6

我的数据源是“元数据”。每个设备都有一个唯一的 ID,并且每天可以签入多次。我想提出一个 Kusto 查询,该查询为每个 deviceID 在过去 30 天内每天返回一条记录。这是我目前的公式:

Metadata
| project-rename['Metadata.deviceID']=deviceID, ['Metadata.appName']=appName, ['Metadata.appVersion']=appVersion, ['Metadata.timeZone']=timeZone
| where (dateTimeUtc >= __sql_substract(now(), 30))
| summarize   appName=max(['Metadata.appName']), deviceID=max(['Metadata.deviceID']), appVersion=max(['Metadata.appVersion']), timeZone=max(['Metadata.timeZone']) by bin(dateTimeUtc, 1d)
| project dateTimeUtc, appName, appVersion, timeZone, deviceID

这将每天返回 1 条记录,而不是每个 deviceID 每天返回 1 条记录。如果我删除 bin() 并仅使用“by dateTimeUtc”,则每个 deviceID 每天会返回一条以上的记录。如何获取每个 deviceID 在过去 30 天内每天的一条记录?

4

1 回答 1

10

这会让你得到想要的结果吗?

(使用 arg_max():https ://docs.microsoft.com/en-us/azure/kusto/query/arg-max-aggfunction )
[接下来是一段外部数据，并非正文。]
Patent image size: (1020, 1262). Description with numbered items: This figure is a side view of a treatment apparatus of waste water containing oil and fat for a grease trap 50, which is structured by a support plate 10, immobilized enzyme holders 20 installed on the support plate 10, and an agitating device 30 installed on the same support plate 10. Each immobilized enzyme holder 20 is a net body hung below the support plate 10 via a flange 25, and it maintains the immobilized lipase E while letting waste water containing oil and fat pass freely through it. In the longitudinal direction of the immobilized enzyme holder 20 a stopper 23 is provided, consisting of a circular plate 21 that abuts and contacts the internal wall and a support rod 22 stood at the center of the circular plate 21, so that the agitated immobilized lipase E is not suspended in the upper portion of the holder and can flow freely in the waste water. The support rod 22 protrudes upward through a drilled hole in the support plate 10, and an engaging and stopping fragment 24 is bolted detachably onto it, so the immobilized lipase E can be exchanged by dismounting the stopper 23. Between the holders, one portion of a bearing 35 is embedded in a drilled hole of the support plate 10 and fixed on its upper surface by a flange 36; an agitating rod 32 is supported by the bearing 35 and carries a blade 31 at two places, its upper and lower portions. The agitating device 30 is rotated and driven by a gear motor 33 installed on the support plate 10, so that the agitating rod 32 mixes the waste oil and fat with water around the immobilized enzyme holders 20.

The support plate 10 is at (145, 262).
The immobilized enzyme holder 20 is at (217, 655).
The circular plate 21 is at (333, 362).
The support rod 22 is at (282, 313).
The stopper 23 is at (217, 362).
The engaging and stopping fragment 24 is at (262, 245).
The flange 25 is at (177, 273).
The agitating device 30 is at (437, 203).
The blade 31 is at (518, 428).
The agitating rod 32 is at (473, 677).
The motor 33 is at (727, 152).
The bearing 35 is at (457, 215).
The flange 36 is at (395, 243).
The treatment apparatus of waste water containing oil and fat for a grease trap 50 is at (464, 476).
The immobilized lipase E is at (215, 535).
let Metadata = datatable(deviceID:string, appName:string, appVersion:string, timeZone:string, dateTimeUtc:datetime)
[
    "d1", "a1", "v1", "PST", datetime(2018-12-01 15:53),
    "d1", "a2", "v2", "PST", datetime(2018-12-01 12:01),
    "d1", "a1", "v3", "UTC", datetime(2018-12-03 16:47:22),
    "d1", "a2", "v4", "PST", datetime(2018-12-03 14:34:22),
    "d2", "a2", "v2", "UTC", datetime(2018-11-30 15:54:22),
    "d2", "a1", "v3", "PST", datetime(2018-11-30 14:53:22),
    "d2", "a2", "v4", "UTC", datetime(2018-12-01 15:52:22),
    "d2", "a1", "v1", "PST", datetime(2018-12-01 12:51:22)    
];
Metadata
| where dateTimeUtc > ago(30d)
| summarize arg_max(dateTimeUtc, *) by deviceID, startofday(dateTimeUtc)
| project-away dateTimeUtc1
于 2018-12-03T16:06:41.160 回答